Part B Insider (Multispecialty) Coding Alert

DIAGNOSTIC IMAGING:

Brace Yourself For 50 Percent Pay Cut On Multiple Imaging Procedures

CMS seeking comments on sharp pay reduction for radiologists

Radiologists could face an extra 2 percent decrease in payments next year if the Centers for Medicare & Medicaid Services gets the volume discount it's looking for.

In its 2006 physician fee schedule proposed rule, CMS says that it's considering instituting a 50 percent price cut for the technical component of multiple diagnostic imaging procedures. Medicare already has a 50 percent reduction for the second and subsequent surgical procedures on the same day, CMS notes. And the multiple procedure discount has applied to nuclear medicine since 1995.

When a practice performs multiple imaging scans on the same day, staffers save time because they don't have to perform certain activities more than once, CMS insists. These include greeting and escorting the patient, providing education and obtaining consent, fetching prior test results, setting  up the IV and preparing the room. And practices save on supplies when they do multiple scans, according to CMS.

But CMS isn't planning to apply a discount to the professional component of multiple imaging services because physicians have to do the same amount of work for each procedure.. And for now, CMS will only apply the discount to multiple imaging procedures involving body parts that are next to each other.

CMS estimates that radiologists would face a 2 percent decrease in their payments as a result of the multiple imaging discount. Other specialties, meanwhile, would reap small increases as a result of the discount.

Physicians don't necessarily save money every time they provide multiple imaging procedures on nearby body parts, says Marcy Sabin, radiology billing manager with Texas Hematology/Oncology. For one thing, if they do an MRI and CT scan of the arm, you have to move the patient to a different machine. And even with the same modality, you have to use the same amount of technician time, machine time and scanning time per procedure.

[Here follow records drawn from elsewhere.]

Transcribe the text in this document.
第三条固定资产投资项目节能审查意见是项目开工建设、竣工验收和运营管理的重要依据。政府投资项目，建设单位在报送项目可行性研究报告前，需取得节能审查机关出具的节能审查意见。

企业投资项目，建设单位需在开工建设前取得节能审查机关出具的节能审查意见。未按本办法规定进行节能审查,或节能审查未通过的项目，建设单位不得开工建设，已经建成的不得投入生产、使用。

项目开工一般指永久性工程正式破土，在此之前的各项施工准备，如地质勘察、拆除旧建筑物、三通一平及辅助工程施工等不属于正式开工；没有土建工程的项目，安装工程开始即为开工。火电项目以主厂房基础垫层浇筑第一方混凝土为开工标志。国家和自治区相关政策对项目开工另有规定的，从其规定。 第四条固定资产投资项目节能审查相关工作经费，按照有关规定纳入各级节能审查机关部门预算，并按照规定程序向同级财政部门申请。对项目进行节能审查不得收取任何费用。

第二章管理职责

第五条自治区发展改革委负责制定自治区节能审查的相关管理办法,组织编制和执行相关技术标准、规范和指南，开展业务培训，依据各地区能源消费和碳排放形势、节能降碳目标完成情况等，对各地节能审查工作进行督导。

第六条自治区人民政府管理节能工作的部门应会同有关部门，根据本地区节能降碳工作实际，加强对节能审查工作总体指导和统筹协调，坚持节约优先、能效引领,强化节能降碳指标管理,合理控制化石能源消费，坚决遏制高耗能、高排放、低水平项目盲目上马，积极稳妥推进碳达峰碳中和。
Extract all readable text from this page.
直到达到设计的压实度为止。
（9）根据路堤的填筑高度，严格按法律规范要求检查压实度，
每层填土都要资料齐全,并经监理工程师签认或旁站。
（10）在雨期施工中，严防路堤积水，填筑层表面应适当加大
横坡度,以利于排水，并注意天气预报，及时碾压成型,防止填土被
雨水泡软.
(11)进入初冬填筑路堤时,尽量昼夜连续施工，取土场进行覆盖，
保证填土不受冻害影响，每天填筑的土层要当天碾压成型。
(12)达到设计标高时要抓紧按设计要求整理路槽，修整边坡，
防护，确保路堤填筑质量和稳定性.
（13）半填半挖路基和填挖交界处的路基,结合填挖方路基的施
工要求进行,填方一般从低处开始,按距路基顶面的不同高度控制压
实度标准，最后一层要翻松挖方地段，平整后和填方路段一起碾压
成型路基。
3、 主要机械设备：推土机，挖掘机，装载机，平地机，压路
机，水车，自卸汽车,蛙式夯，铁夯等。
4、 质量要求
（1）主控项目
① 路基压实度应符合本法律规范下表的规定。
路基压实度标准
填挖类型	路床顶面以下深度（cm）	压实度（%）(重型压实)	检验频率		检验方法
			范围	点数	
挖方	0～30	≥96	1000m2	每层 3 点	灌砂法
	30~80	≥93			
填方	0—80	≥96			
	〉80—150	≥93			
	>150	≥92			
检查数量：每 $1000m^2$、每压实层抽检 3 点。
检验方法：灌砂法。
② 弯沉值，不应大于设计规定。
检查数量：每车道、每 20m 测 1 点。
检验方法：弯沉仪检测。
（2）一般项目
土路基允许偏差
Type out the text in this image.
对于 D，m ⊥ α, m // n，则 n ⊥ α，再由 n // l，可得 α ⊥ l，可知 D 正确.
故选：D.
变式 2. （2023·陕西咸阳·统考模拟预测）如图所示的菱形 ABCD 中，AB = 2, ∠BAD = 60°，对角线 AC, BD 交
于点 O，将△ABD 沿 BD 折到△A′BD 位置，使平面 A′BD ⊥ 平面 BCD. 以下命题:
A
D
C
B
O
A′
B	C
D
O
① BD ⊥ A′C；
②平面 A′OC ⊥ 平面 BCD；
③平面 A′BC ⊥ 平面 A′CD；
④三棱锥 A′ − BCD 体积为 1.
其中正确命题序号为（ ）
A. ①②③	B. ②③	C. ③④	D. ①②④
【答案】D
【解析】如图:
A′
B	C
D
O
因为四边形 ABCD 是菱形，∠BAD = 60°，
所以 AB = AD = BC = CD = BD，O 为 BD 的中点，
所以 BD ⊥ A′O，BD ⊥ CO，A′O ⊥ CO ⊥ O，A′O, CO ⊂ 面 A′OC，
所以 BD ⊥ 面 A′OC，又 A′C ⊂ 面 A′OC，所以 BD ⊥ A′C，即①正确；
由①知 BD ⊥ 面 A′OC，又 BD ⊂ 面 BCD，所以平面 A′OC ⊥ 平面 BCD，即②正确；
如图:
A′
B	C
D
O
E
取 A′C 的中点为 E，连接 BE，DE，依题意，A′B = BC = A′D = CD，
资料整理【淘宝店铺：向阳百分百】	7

There aren't really economies of scale in most parts of diagnostic imaging, agrees Joan Gilhooly, president of Medical Business Resources in Evanston, IL. The costs of the space, equipment, staff time, films and computer storage remain constant no matter how many imaging tests you perform. There may be some savings in bulk, but not 50 percent worth.

If a patient has three tests in one session, they'll take two hours total, says Sabin. But if the patient had the tests on different days, they'll take 45 minutes each, or a total of two hours, 15 minutes. "There's not much justification for Medicare to say we deserve to be paid less." If Medicare goes through with this rule, physicians will start bringing patients back on different days for separate scans, instead of doing them all at once, she predicts.